Polemik dan Contoh Tafsir Nabi

Polemik dan Contoh Tafsir Nabi
Polemik dan Contoh Tafsir Nabi

Nabi Muhammad saw. adalah manusia yang menerima wahyu Tuhan, yang kemudian beliau sampaikan kepada umatnya (Muhammad, Tafsir Nabi, 2001: 15). Sebagaimana yang tertuang dalam QS. Al-Maidah [5]: 67,

يَٰٓأَيُّهَا ٱلرَّسُولُ بَلِّغْ مَآ أُنزِلَ إِلَيْكَ مِن رَّبِّكَ ۖ وَإِن لَّمْ تَفْعَلْ فَمَا بَلَّغْتَ رِسَالَتَهُۥ ۚ وَٱللَّهُ يَعْصِمُكَ مِنَ ٱلنَّاسِ ۗ إِنَّ ٱللَّهَ لَا يَهْدِى ٱلْقَوْمَ ٱلْكَٰفِرِينَ

“Wahai Rasul, sampaikanlah apa yang diturunkan kepadamu dari Tuhanmu. Dan jika tidak kamu kerjakan (apa yang diperintahkan itu, berarti) kamu tidak menyampaikan amanat-Nya. Allah memelihara kamu dari (gangguan) manusia. Sesungguhnya Allah tidak memberi petunjuk kepada orang-orang yang kafir.”

Tentunya, beliau sebagai penerima wahyu (audiens pertama), turut menafsirkan Alquran.
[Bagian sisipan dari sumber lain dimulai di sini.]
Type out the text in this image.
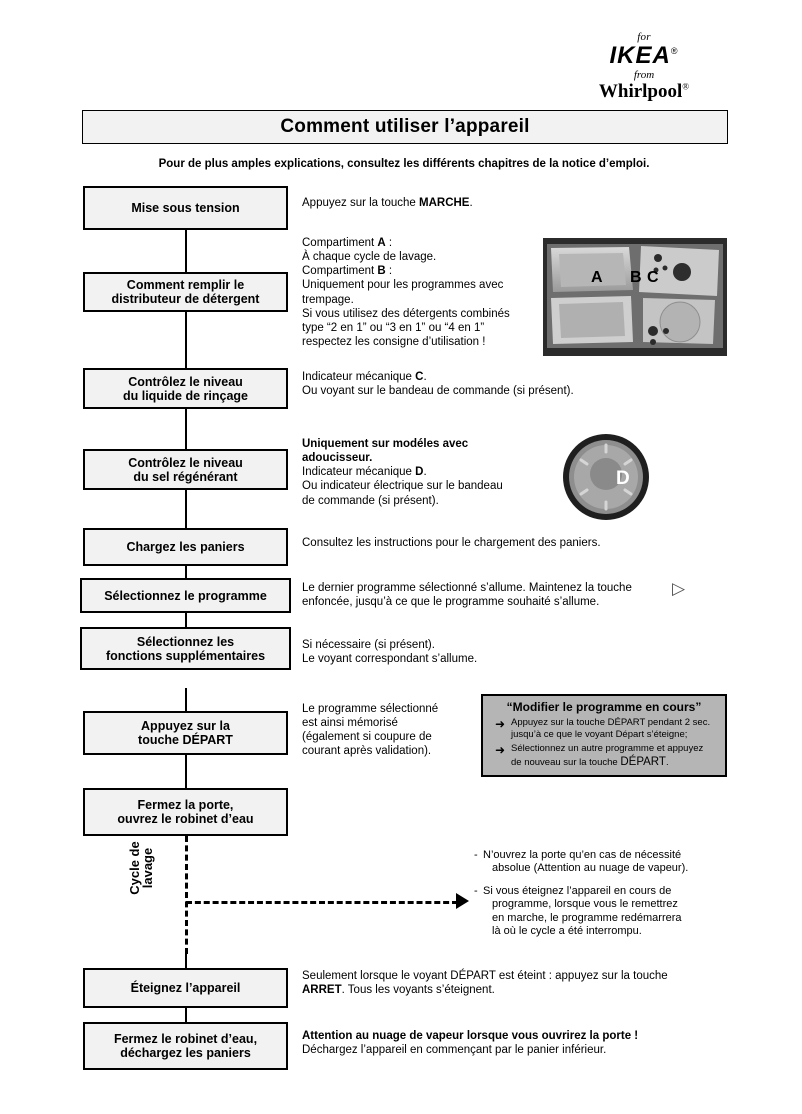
for
IKEA®
from
Whirlpool®
Comment utiliser l’appareil
Pour de plus amples explications, consultez les différents chapitres de la notice d’emploi.
Cycle de
lavage
Mise sous tension	Appuyez sur la touche MARCHE.
Comment remplir le
distributeur de détergent
Compartiment A :
À chaque cycle de lavage.
Compartiment B :
Uniquement pour les programmes avec
trempage.
Si vous utilisez des détergents combinés
type “2 en 1” ou “3 en 1” ou “4 en 1”
respectez les consigne d’utilisation !
A B C
Contrôlez le niveau
du liquide de rinçage
Indicateur mécanique C.
Ou voyant sur le bandeau de commande (si présent).
Contrôlez le niveau
du sel régénérant
Uniquement sur modéles avec
adoucisseur.
Indicateur mécanique D.
Ou indicateur électrique sur le bandeau
de commande (si présent).
D
Chargez les paniers	Consultez les instructions pour le chargement des paniers.
Sélectionnez le programme
Le dernier programme sélectionné s’allume. Maintenez la touche
enfoncée, jusqu’à ce que le programme souhaité s’allume.
▷
Sélectionnez les
fonctions supplémentaires
Si nécessaire (si présent).
Le voyant correspondant s’allume.
Appuyez sur la
touche DÉPART
Le programme sélectionné
est ainsi mémorisé
(également si coupure de
courant après validation).
“Modifier le programme en cours”
➜ Appuyez sur la touche DÉPART pendant 2 sec.
jusqu’à ce que le voyant Départ s’éteigne;
➜ Sélectionnez un autre programme et appuyez
de nouveau sur la touche DÉPART.
Fermez la porte,
ouvrez le robinet d’eau
- N’ouvrez la porte qu’en cas de nécessité
absolue (Attention au nuage de vapeur).
- Si vous éteignez l’appareil en cours de
programme, lorsque vous le remettrez
en marche, le programme redémarrera
là où le cycle a été interrompu.
Éteignez l’appareil
Seulement lorsque le voyant DÉPART est éteint : appuyez sur la touche
ARRET. Tous les voyants s’éteignent.
Fermez le robinet d’eau,
déchargez les paniers
Attention au nuage de vapeur lorsque vous ouvrirez la porte !
Déchargez l’appareil en commençant par le panier inférieur.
Sebab, kita telah pahami bersama, bahwa apa yang ada dalam Alquran, tidak semuanya adalah ayat muhkam (jelas, yang tidak memerlukan penafsiran). Ada sebagian ayat yang muskil. Lantas, yang menjadi sebuah persoalan adalah apakah Nabi menafsirkan Alquran, dan berapa banyak ayat yang ditafsirkan oleh Nabi saw.?

Terdapat tiga argumen mengenai apakah Nabi Muhammad saw. menafsirkan sedikit atau seluruh Alquran. Imam al-Zahabi dalam kitab al-Tafsir wa al-Mufassirun menyebutkan, ada dua kelompok yang memiliki argumen berbeda mengenai jumlah ayat yang ditafsirkan oleh Nabi saw..

Pertama, kelompok yang memahami bahwa Nabi saw. menafsirkan sedikit dari Alquran. Salah satu tokoh yang berargumen demikian adalah al-Khaubi dan al-Suyuthi (al-Zahabi, Tafsir wa al-Mufasirun, 2010; Abdurrahim Muhammad, Tafsir Nabi, 2001). Kedua, pendapat yang menyatakan bahwa Nabi menafsirkan seluruh ayat dalam Alquran.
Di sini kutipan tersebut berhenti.